Non-markovian Reinforcement Learning (RL) tasks are very hard to solve, because agents must consider the entire history of state-action pairs to act rationally in the environment. Most works use symbolic formalisms (as Linear Temporal Logic or automata) to specify the temporally-extended task. These approaches only work in finite and discrete state environments or continuous problems for which a mapping between the raw state and a symbolic interpretation is known as a symbol grounding (SG) function.
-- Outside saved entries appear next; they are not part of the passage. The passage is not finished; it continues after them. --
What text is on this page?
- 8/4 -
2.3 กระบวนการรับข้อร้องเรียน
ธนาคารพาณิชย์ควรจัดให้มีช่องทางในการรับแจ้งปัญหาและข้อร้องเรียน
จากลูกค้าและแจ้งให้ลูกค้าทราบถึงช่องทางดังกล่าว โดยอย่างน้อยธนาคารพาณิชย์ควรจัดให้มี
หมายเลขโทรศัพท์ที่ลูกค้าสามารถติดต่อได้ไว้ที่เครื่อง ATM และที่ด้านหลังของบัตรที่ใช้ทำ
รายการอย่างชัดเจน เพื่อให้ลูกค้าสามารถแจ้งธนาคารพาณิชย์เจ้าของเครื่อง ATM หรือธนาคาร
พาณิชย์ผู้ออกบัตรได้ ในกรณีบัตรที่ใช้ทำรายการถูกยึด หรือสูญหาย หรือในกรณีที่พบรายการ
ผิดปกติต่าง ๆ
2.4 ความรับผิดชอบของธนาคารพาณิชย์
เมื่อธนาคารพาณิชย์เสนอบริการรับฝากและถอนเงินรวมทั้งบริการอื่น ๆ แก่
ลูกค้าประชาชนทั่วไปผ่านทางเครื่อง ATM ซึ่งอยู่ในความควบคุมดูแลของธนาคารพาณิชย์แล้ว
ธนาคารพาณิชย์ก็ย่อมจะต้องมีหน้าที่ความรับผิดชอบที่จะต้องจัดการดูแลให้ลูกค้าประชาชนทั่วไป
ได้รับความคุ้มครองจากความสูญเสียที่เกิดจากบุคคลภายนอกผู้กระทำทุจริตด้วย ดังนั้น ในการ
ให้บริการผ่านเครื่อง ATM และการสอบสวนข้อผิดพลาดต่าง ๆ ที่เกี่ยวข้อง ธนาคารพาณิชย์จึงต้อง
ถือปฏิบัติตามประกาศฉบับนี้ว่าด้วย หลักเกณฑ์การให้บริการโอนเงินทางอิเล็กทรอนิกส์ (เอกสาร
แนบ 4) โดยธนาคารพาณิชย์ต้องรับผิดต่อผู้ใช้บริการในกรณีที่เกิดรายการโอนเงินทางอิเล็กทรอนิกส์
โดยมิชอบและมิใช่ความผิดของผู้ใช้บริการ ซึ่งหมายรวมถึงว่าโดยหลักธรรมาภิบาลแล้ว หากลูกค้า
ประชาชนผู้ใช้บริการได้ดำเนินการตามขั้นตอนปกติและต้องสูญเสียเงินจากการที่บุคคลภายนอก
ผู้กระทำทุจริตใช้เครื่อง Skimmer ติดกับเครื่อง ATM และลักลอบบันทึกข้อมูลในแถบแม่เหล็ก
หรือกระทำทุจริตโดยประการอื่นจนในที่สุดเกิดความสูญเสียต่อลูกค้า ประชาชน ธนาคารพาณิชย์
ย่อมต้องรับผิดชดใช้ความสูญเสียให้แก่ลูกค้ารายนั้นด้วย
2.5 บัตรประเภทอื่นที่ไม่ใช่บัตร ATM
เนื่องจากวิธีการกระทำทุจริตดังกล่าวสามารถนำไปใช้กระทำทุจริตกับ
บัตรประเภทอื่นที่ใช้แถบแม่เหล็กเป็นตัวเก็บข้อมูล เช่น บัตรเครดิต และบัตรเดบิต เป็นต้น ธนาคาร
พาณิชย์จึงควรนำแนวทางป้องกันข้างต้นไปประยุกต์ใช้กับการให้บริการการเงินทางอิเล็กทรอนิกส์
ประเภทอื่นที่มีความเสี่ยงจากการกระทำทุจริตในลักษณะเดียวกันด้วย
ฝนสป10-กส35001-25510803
Here, we define Neural Reward Machines (NRM), an automata-based neurosymbolic framework that can be used for both reasoning and learning in non-symbolic non-markovian RL domains, which is based on the probabilistic relaxation of Moore Machines. We combine RL with semisupervised symbol grounding (SSSG) and we show that NRMs can exploit high-level symbolic knowledge in non-symbolic environments without any knowledge of the SG function, outperforming Deep RL methods which cannot incorporate prior knowledge. Moreover, we advance the research in SSSG, proposing an algorithm for analysing the groundability of temporal specifications, which is more efficient than baseline techniques of a factor $10^3$.

本研究解决了非马尔可夫强化学习任务中的历史状态-动作对考量问题，提出了一种新颖的神经奖励机器（NRM）框架，能够在非符号非马尔可夫环境中进行推理和学习。NRM有效整合了半监督符号基础（SSSG）与强化学习，证明其能够在未掌握符号基础函数的情况下，运用高级符号知识并超越传统深度强化学习方法的性能。研究还提出了一种新算法，用于分析时间规范的基础性，这一方法效率比基线技术高出1000倍。